When fully soaped and scrubbed rinse it all off again, no soap of any kind is allowed in the baths. The little towel is also not allowed in the water, my dilemma of what to do with the item is solved when I see other men fold it up and lay it across their heads, you don’t put your head under the water either. Formalities are complete for now, it’s time to soak. A quiet bliss settles over the bath as everyone zones out for a while as they take the waters. Small talk is acceptable among the complete strangers you find yourself naked in the bath with. Someone asks me where I’m from: “Ah! Nuru Zealand-o! Many sheeps!”
When the heat gets too much the other men get out, soap, rinse and get back in to soak again. Through a sliding door is another outdoor bath open to the skies where the winter stars and the waxing moon can be contemplated at ease. Lying in the steaming water and gazing at the cosmos I am struck by a sound almost unheard in the madding rush that is Japanese society: silence! Only the trickle of water into the bath accompanies the rare emptiness of noise.
Back in our room a seasonal kaiseki dinner, which is included in the price, is served. A woman in kimono lays the table with a dozens tiny dishes, none of which are more than a tasty morsel on their own but collectively they quietly and effectively fill you without overindulging. When she’s finished the table resembles and edible chess set with the each dish mirrored by its counterpart across the table. Next to the array she leaves a kind of map explaining what the different dishes are; wild mushrooms, sesame tofu, tara cod, the legendary Kobe beef, and tsukuri sashimi.
After dinner we return to the baths and repeat the same ritual as earlier, we’ll do the same thing in the morning before checking out. While we are away futons have been mysteriously unrolled in our room and made up complete with hospital corners. The following morning after a breakfast only slightly less spectacular than the previous night’s dinner we wander round the village’s temples, shrines and souvenir shops stocked with the local crafts Arima is renown for; bamboo products, traditional brush pens and rather odd little tansan senbei crackers made from carbonated spring water. Luck has it that the day we are there is a festival and local fire brigade entertain the crowds with a rousing chorus of shouts and taiko drums, cups of green tea are passed around along with chewy balls of mochi rice cakes, a not-very-often chance to enjoy Japanese small town life.

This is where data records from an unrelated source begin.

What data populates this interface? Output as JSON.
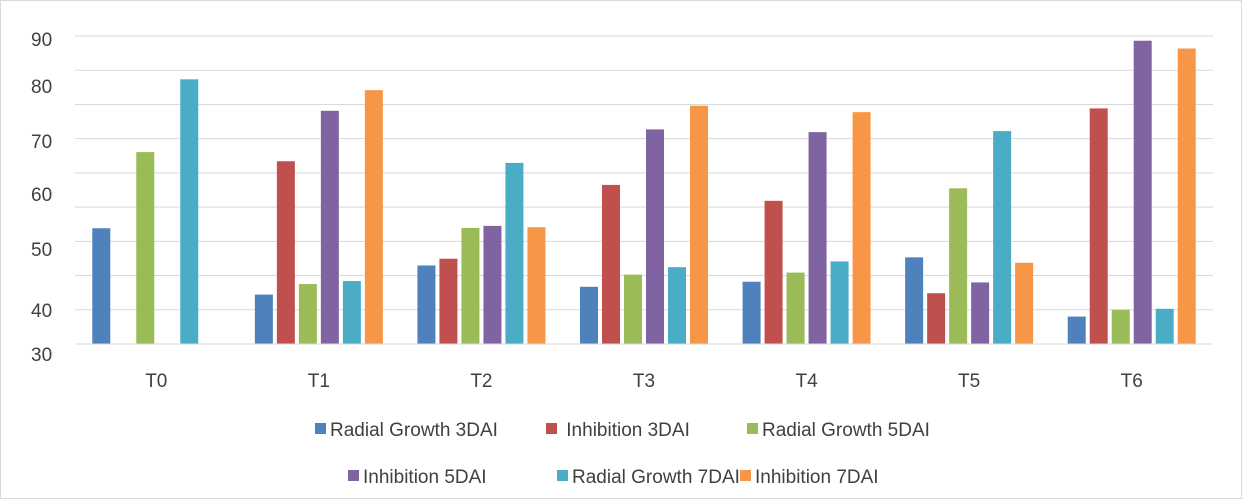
{
  "chart_data": {
    "type": "bar",
    "categories": [
      "T0",
      "T1",
      "T2",
      "T3",
      "T4",
      "T5",
      "T6"
    ],
    "series": [
      {
        "name": "Radial Growth 3DAI",
        "color": "#4F81BD",
        "values": [
          47.2,
          27.6,
          36.2,
          29.9,
          31.4,
          38.6,
          21.1
        ]
      },
      {
        "name": " Inhibition 3DAI",
        "color": "#C0504D",
        "values": [
          null,
          67.0,
          38.2,
          60.0,
          55.3,
          28.0,
          82.6
        ]
      },
      {
        "name": "Radial Growth 5DAI",
        "color": "#9BBB59",
        "values": [
          69.7,
          30.7,
          47.3,
          33.5,
          34.1,
          59.0,
          23.1
        ]
      },
      {
        "name": "Inhibition 5DAI",
        "color": "#8064A2",
        "values": [
          null,
          81.9,
          47.9,
          76.4,
          75.6,
          31.2,
          102.6
        ]
      },
      {
        "name": "Radial Growth 7DAI",
        "color": "#4BACC6",
        "values": [
          91.2,
          31.6,
          66.5,
          35.7,
          37.4,
          75.9,
          23.4
        ]
      },
      {
        "name": "Inhibition 7DAI",
        "color": "#F79646",
        "values": [
          null,
          88.0,
          47.5,
          83.4,
          81.5,
          37.0,
          100.3
        ]
      }
    ],
    "y_tick_labels": [
      "90",
      "80",
      "70",
      "60",
      "50",
      "40",
      "30"
    ],
    "ylim": [
      13,
      104
    ],
    "grid": true,
    "legend_position": "bottom"
  }
}
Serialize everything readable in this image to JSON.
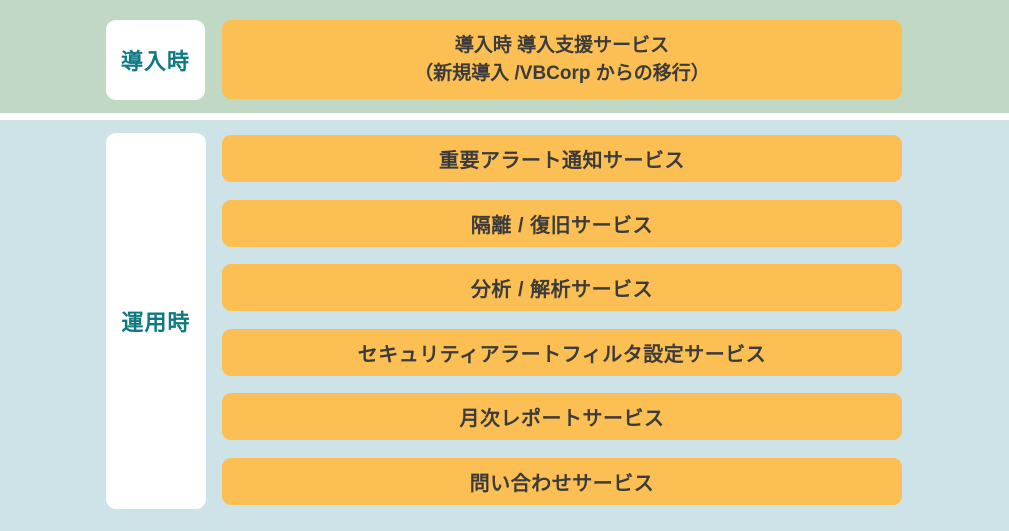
{
  "colors": {
    "green_band": "#c0d8c4",
    "blue_band": "#cee3e8",
    "bar_orange": "#fcbf53",
    "label_teal": "#0d7a81",
    "bar_text": "#3b3b3b",
    "label_bg": "#ffffff"
  },
  "intro_section": {
    "label": "導入時",
    "bar": {
      "line1": "導入時 導入支援サービス",
      "line2": "（新規導入 /VBCorp からの移行）"
    }
  },
  "operation_section": {
    "label": "運用時",
    "bars": [
      "重要アラート通知サービス",
      "隔離 / 復旧サービス",
      "分析 / 解析サービス",
      "セキュリティアラートフィルタ設定サービス",
      "月次レポートサービス",
      "問い合わせサービス"
    ]
  }
}
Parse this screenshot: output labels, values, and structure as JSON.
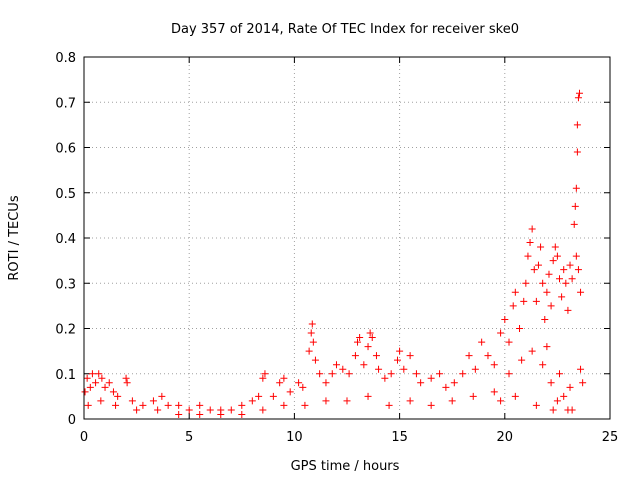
{
  "chart_data": {
    "type": "scatter",
    "title": "Day 357 of 2014, Rate Of TEC Index for receiver ske0",
    "xlabel": "GPS time / hours",
    "ylabel": "ROTI / TECUs",
    "xlim": [
      0,
      25
    ],
    "ylim": [
      0,
      0.8
    ],
    "xticks": [
      0,
      5,
      10,
      15,
      20,
      25
    ],
    "xtick_labels": [
      "0",
      "5",
      "10",
      "15",
      "20",
      "25"
    ],
    "yticks": [
      0,
      0.1,
      0.2,
      0.3,
      0.4,
      0.5,
      0.6,
      0.7,
      0.8
    ],
    "ytick_labels": [
      "0",
      "0.1",
      "0.2",
      "0.3",
      "0.4",
      "0.5",
      "0.6",
      "0.7",
      "0.8"
    ],
    "grid": true,
    "marker": "+",
    "color": "#ff0000",
    "series": [
      {
        "name": "ROTI",
        "points": [
          [
            0.05,
            0.06
          ],
          [
            0.15,
            0.09
          ],
          [
            0.3,
            0.07
          ],
          [
            0.4,
            0.1
          ],
          [
            0.55,
            0.08
          ],
          [
            0.7,
            0.1
          ],
          [
            0.85,
            0.09
          ],
          [
            1.0,
            0.07
          ],
          [
            1.2,
            0.08
          ],
          [
            1.4,
            0.06
          ],
          [
            1.6,
            0.05
          ],
          [
            2.0,
            0.09
          ],
          [
            2.05,
            0.08
          ],
          [
            2.3,
            0.04
          ],
          [
            2.8,
            0.03
          ],
          [
            3.3,
            0.04
          ],
          [
            3.7,
            0.05
          ],
          [
            4.0,
            0.03
          ],
          [
            4.5,
            0.03
          ],
          [
            5.0,
            0.02
          ],
          [
            5.5,
            0.03
          ],
          [
            6.0,
            0.02
          ],
          [
            6.5,
            0.02
          ],
          [
            7.0,
            0.02
          ],
          [
            7.5,
            0.03
          ],
          [
            8.0,
            0.04
          ],
          [
            8.3,
            0.05
          ],
          [
            8.5,
            0.09
          ],
          [
            8.6,
            0.1
          ],
          [
            9.0,
            0.05
          ],
          [
            9.3,
            0.08
          ],
          [
            9.5,
            0.09
          ],
          [
            9.8,
            0.06
          ],
          [
            10.2,
            0.08
          ],
          [
            10.4,
            0.07
          ],
          [
            10.7,
            0.15
          ],
          [
            10.8,
            0.19
          ],
          [
            10.85,
            0.21
          ],
          [
            10.9,
            0.17
          ],
          [
            11.0,
            0.13
          ],
          [
            11.2,
            0.1
          ],
          [
            11.5,
            0.08
          ],
          [
            11.8,
            0.1
          ],
          [
            12.0,
            0.12
          ],
          [
            12.3,
            0.11
          ],
          [
            12.6,
            0.1
          ],
          [
            12.9,
            0.14
          ],
          [
            13.0,
            0.17
          ],
          [
            13.1,
            0.18
          ],
          [
            13.3,
            0.12
          ],
          [
            13.5,
            0.16
          ],
          [
            13.6,
            0.19
          ],
          [
            13.7,
            0.18
          ],
          [
            13.9,
            0.14
          ],
          [
            14.0,
            0.11
          ],
          [
            14.3,
            0.09
          ],
          [
            14.6,
            0.1
          ],
          [
            14.9,
            0.13
          ],
          [
            15.0,
            0.15
          ],
          [
            15.2,
            0.11
          ],
          [
            15.5,
            0.14
          ],
          [
            15.8,
            0.1
          ],
          [
            16.0,
            0.08
          ],
          [
            16.5,
            0.09
          ],
          [
            16.9,
            0.1
          ],
          [
            17.2,
            0.07
          ],
          [
            17.6,
            0.08
          ],
          [
            18.0,
            0.1
          ],
          [
            18.3,
            0.14
          ],
          [
            18.6,
            0.11
          ],
          [
            18.9,
            0.17
          ],
          [
            19.2,
            0.14
          ],
          [
            19.5,
            0.12
          ],
          [
            19.8,
            0.19
          ],
          [
            20.0,
            0.22
          ],
          [
            20.2,
            0.17
          ],
          [
            20.4,
            0.25
          ],
          [
            20.5,
            0.28
          ],
          [
            20.7,
            0.2
          ],
          [
            20.9,
            0.26
          ],
          [
            21.0,
            0.3
          ],
          [
            21.1,
            0.36
          ],
          [
            21.2,
            0.39
          ],
          [
            21.3,
            0.42
          ],
          [
            21.4,
            0.33
          ],
          [
            21.5,
            0.26
          ],
          [
            21.6,
            0.34
          ],
          [
            21.7,
            0.38
          ],
          [
            21.8,
            0.3
          ],
          [
            21.9,
            0.22
          ],
          [
            22.0,
            0.28
          ],
          [
            22.1,
            0.32
          ],
          [
            22.2,
            0.25
          ],
          [
            22.3,
            0.35
          ],
          [
            22.4,
            0.38
          ],
          [
            22.5,
            0.36
          ],
          [
            22.6,
            0.31
          ],
          [
            22.7,
            0.27
          ],
          [
            22.8,
            0.33
          ],
          [
            22.9,
            0.3
          ],
          [
            23.0,
            0.24
          ],
          [
            23.1,
            0.34
          ],
          [
            23.2,
            0.31
          ],
          [
            23.3,
            0.43
          ],
          [
            23.35,
            0.47
          ],
          [
            23.4,
            0.51
          ],
          [
            23.45,
            0.59
          ],
          [
            23.45,
            0.65
          ],
          [
            23.5,
            0.71
          ],
          [
            23.55,
            0.72
          ],
          [
            23.4,
            0.36
          ],
          [
            23.5,
            0.33
          ],
          [
            23.6,
            0.28
          ],
          [
            23.6,
            0.11
          ],
          [
            23.7,
            0.08
          ],
          [
            0.2,
            0.03
          ],
          [
            0.8,
            0.04
          ],
          [
            1.5,
            0.03
          ],
          [
            2.5,
            0.02
          ],
          [
            3.5,
            0.02
          ],
          [
            4.5,
            0.01
          ],
          [
            5.5,
            0.01
          ],
          [
            6.5,
            0.01
          ],
          [
            7.5,
            0.01
          ],
          [
            8.5,
            0.02
          ],
          [
            9.5,
            0.03
          ],
          [
            10.5,
            0.03
          ],
          [
            11.5,
            0.04
          ],
          [
            12.5,
            0.04
          ],
          [
            13.5,
            0.05
          ],
          [
            14.5,
            0.03
          ],
          [
            15.5,
            0.04
          ],
          [
            16.5,
            0.03
          ],
          [
            17.5,
            0.04
          ],
          [
            18.5,
            0.05
          ],
          [
            19.5,
            0.06
          ],
          [
            20.5,
            0.05
          ],
          [
            21.5,
            0.03
          ],
          [
            22.5,
            0.04
          ],
          [
            23.2,
            0.02
          ],
          [
            21.8,
            0.12
          ],
          [
            22.2,
            0.08
          ],
          [
            22.6,
            0.1
          ],
          [
            22.8,
            0.05
          ],
          [
            23.1,
            0.07
          ],
          [
            20.2,
            0.1
          ],
          [
            20.8,
            0.13
          ],
          [
            19.8,
            0.04
          ],
          [
            21.3,
            0.15
          ],
          [
            22.0,
            0.16
          ],
          [
            23.0,
            0.02
          ],
          [
            22.3,
            0.02
          ]
        ]
      }
    ]
  }
}
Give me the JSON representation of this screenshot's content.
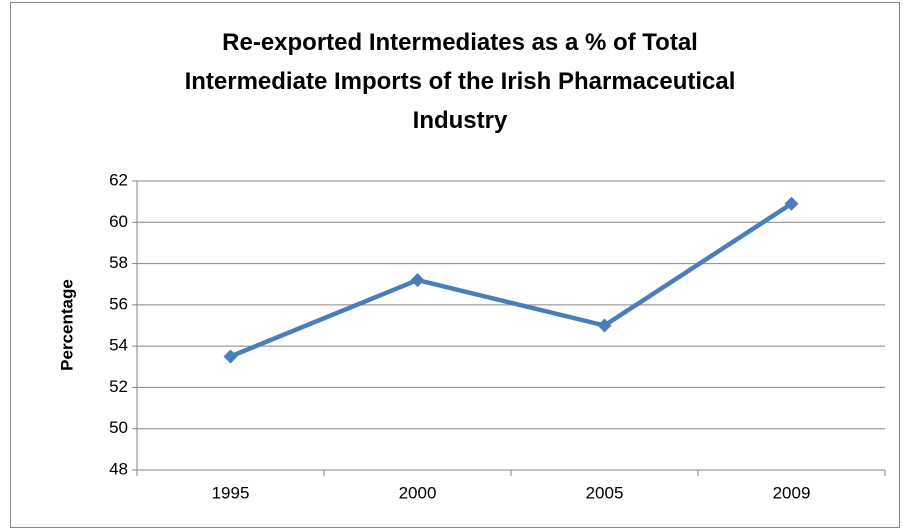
{
  "chart_data": {
    "type": "line",
    "title": "Re-exported Intermediates as a % of Total\nIntermediate Imports of the Irish Pharmaceutical\nIndustry",
    "y_label": "Percentage",
    "categories": [
      "1995",
      "2000",
      "2005",
      "2009"
    ],
    "series": [
      {
        "name": "Percentage",
        "color": "#4a7ebb",
        "values": [
          53.5,
          57.2,
          55.0,
          60.9
        ]
      }
    ],
    "ylim": [
      48,
      62
    ],
    "yticks": [
      48,
      50,
      52,
      54,
      56,
      58,
      60,
      62
    ],
    "grid": true
  }
}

By late afternoon we are back in the human cyclone of downtown Osaka; crowds that carry you along like a flooding river, omnipresent recorded announcements reminding me to mind the doors on the subway, to hold the handrail on the escalator, to wash my hands after using the toilet. Bored girls with impossibly high-pitched voices stand in the doorways of their shops screeching monolog tales of the wares within, everywhere you look there is something being advertised, an overwhelming and oppressive command to consume. When we finally close the door of our tiny budget hotel room, which barely keeps out the racket, the stars, steam and silence of Arima seem very far away.